Revisiting "Qualitatively Characterizing Neural Network Optimization Problems"
Jonathan Frankle
TL;DR
The paper revisits the observation that the loss along the line segment from initialization to the final trained weights is approximately convex, testing this on modern networks and datasets. Using four image-classification settings and 100 interpolation points parameterized by $x \in [0,1]$, it examines the loss and test error along the path. Contrary to the MNIST-era finding, they observe that in large-scale settings the training loss remains near the initialization for much of the path and only falls near the optimum, with linearly accessible barriers appearing when interpolating from mid-training. These results imply that the simple convex-path picture does not generalize to modern architectures, though linear interpolation still serves as a qualitative diagnostic for optimization dynamics on current tasks.
Abstract
We revisit and extend the experiments of Goodfellow et al. (2014), who showed that - for then state-of-the-art networks - "the objective function has a simple, approximately convex shape" along the linear path between initialization and the trained weights.
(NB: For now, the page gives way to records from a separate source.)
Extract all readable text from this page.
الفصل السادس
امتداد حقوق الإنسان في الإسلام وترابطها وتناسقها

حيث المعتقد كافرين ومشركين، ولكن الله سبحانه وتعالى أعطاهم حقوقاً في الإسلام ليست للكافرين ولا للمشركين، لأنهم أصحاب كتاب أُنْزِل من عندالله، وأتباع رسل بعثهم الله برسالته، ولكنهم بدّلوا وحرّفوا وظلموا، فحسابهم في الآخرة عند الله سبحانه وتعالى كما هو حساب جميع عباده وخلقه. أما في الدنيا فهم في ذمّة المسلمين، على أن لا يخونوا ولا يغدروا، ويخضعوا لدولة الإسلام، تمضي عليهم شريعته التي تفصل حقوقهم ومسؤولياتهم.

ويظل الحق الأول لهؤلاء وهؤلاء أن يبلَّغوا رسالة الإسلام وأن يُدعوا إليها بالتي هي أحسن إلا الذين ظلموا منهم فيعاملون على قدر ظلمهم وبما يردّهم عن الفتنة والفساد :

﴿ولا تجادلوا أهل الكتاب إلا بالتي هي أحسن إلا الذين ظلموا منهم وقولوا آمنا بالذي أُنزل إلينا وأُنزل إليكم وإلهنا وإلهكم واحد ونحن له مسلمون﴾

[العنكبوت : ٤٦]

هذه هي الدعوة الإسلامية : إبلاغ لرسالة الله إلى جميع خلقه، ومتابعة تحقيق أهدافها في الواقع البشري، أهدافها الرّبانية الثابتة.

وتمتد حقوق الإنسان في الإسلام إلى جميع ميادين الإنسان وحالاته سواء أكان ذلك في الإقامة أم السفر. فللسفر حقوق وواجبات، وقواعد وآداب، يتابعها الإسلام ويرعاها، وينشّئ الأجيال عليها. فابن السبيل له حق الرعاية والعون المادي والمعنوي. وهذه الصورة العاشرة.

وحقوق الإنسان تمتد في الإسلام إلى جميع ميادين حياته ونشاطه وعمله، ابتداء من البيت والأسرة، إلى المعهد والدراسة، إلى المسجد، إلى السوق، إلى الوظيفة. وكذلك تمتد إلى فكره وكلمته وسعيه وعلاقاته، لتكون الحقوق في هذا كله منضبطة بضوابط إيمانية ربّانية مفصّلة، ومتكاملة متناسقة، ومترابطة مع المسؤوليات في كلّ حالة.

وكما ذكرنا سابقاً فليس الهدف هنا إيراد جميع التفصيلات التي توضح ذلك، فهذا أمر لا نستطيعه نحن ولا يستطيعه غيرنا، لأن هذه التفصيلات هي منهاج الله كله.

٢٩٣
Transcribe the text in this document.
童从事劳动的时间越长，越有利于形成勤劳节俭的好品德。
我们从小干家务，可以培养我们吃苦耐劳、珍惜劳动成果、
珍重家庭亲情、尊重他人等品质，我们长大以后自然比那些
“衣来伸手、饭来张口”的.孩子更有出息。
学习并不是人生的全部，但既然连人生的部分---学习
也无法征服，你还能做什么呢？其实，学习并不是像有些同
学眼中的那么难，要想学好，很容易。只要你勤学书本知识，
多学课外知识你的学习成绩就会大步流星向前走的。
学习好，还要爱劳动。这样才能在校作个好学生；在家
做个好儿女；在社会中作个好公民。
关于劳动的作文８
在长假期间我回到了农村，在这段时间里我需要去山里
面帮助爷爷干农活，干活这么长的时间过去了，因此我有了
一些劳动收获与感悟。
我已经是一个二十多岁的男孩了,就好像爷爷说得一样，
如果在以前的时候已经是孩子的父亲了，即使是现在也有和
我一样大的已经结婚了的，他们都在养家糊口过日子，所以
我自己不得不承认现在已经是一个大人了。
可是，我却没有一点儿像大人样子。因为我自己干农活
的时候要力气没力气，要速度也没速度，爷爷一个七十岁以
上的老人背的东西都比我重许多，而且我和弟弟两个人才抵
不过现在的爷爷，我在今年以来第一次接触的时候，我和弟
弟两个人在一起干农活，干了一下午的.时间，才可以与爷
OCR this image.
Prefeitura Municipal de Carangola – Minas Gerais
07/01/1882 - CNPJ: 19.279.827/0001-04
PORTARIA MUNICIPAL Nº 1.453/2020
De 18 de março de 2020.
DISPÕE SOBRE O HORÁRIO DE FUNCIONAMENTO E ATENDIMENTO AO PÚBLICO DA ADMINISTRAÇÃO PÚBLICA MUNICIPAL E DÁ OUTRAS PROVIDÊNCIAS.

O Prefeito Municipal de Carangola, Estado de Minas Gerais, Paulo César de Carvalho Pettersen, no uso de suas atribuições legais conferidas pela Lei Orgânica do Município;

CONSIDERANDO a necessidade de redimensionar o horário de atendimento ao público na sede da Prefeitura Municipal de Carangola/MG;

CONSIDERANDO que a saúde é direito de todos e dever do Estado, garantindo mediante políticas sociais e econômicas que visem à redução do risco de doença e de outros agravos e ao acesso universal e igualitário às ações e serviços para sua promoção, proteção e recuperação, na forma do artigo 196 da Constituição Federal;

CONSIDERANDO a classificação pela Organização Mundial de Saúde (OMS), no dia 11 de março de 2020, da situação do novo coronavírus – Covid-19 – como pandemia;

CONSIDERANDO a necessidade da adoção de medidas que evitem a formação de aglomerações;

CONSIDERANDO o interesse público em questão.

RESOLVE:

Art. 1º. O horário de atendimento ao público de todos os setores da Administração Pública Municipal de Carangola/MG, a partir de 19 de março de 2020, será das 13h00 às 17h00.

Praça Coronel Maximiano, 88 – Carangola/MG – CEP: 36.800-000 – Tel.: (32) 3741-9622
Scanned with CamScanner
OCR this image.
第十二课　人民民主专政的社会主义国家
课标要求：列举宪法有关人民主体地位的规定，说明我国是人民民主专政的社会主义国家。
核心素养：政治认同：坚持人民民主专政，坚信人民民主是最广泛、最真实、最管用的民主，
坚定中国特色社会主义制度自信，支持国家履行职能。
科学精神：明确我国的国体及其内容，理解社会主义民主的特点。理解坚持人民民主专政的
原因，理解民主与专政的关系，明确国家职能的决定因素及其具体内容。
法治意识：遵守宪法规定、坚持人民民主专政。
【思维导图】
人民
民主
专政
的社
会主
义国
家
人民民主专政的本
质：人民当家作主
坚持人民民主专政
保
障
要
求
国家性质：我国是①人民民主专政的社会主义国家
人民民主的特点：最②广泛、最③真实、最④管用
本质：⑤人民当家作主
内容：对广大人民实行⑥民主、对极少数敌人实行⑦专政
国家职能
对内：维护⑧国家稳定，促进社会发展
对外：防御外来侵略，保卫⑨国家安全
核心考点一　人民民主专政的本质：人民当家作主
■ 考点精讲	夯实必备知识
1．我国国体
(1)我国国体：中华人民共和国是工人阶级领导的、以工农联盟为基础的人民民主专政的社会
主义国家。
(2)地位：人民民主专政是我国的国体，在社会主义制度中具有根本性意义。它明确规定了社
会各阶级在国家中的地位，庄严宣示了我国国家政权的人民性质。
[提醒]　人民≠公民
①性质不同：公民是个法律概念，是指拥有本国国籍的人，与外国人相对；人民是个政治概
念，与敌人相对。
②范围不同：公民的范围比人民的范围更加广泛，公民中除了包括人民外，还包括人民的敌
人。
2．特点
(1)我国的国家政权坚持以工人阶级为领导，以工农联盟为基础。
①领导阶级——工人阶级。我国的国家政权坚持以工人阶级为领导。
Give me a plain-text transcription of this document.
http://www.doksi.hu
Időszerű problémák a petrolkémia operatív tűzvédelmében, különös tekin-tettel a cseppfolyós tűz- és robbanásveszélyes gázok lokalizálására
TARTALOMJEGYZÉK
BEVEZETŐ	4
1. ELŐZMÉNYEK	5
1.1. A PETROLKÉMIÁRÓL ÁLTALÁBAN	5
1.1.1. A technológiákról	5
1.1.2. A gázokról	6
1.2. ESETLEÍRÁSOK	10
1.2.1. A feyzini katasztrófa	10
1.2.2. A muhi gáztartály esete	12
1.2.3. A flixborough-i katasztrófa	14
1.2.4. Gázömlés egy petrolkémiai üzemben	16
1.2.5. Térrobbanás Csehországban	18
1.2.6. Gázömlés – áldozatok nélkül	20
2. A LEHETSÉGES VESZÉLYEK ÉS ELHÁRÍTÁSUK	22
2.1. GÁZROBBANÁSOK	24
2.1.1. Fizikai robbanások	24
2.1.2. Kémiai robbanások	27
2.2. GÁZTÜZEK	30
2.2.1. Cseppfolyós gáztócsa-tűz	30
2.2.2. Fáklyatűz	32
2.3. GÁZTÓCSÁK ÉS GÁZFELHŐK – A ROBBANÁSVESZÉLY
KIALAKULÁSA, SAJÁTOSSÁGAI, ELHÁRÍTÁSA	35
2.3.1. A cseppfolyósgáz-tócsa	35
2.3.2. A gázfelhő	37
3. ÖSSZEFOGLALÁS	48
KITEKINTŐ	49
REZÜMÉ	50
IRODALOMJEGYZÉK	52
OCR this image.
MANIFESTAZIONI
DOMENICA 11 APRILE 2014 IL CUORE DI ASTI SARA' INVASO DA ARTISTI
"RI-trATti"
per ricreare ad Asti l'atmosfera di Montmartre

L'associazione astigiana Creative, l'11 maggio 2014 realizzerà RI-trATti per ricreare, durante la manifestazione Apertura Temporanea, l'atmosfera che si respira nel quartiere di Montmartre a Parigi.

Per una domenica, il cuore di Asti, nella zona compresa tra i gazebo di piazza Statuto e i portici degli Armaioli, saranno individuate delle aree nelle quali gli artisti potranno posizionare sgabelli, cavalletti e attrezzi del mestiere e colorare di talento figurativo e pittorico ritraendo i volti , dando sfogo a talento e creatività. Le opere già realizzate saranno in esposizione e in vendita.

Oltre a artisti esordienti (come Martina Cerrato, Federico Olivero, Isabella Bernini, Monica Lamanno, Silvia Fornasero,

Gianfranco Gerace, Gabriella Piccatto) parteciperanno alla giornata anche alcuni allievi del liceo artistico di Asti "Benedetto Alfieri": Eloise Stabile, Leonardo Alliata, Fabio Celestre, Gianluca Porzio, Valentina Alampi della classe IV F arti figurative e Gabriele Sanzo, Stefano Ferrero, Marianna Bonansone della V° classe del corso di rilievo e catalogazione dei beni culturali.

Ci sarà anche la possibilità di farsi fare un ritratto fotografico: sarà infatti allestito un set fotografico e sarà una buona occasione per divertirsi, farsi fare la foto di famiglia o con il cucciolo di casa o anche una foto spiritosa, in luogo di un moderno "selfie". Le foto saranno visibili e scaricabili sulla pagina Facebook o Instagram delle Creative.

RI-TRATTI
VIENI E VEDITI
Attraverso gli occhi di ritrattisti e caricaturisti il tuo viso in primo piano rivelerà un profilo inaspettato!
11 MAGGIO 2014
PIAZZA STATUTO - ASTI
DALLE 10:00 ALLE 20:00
We do not find this to be the case for modern networks on CIFAR-10 and ImageNet. Instead, although loss is roughly monotonically non-increasing along this path, it remains high until close to the optimum. In addition, training quickly becomes linearly separated from the optimum by loss barriers. We conclude that, although Goodfellow et al.'s findings describe the "relatively easy to optimize" MNIST setting, behavior is qualitatively different in modern settings.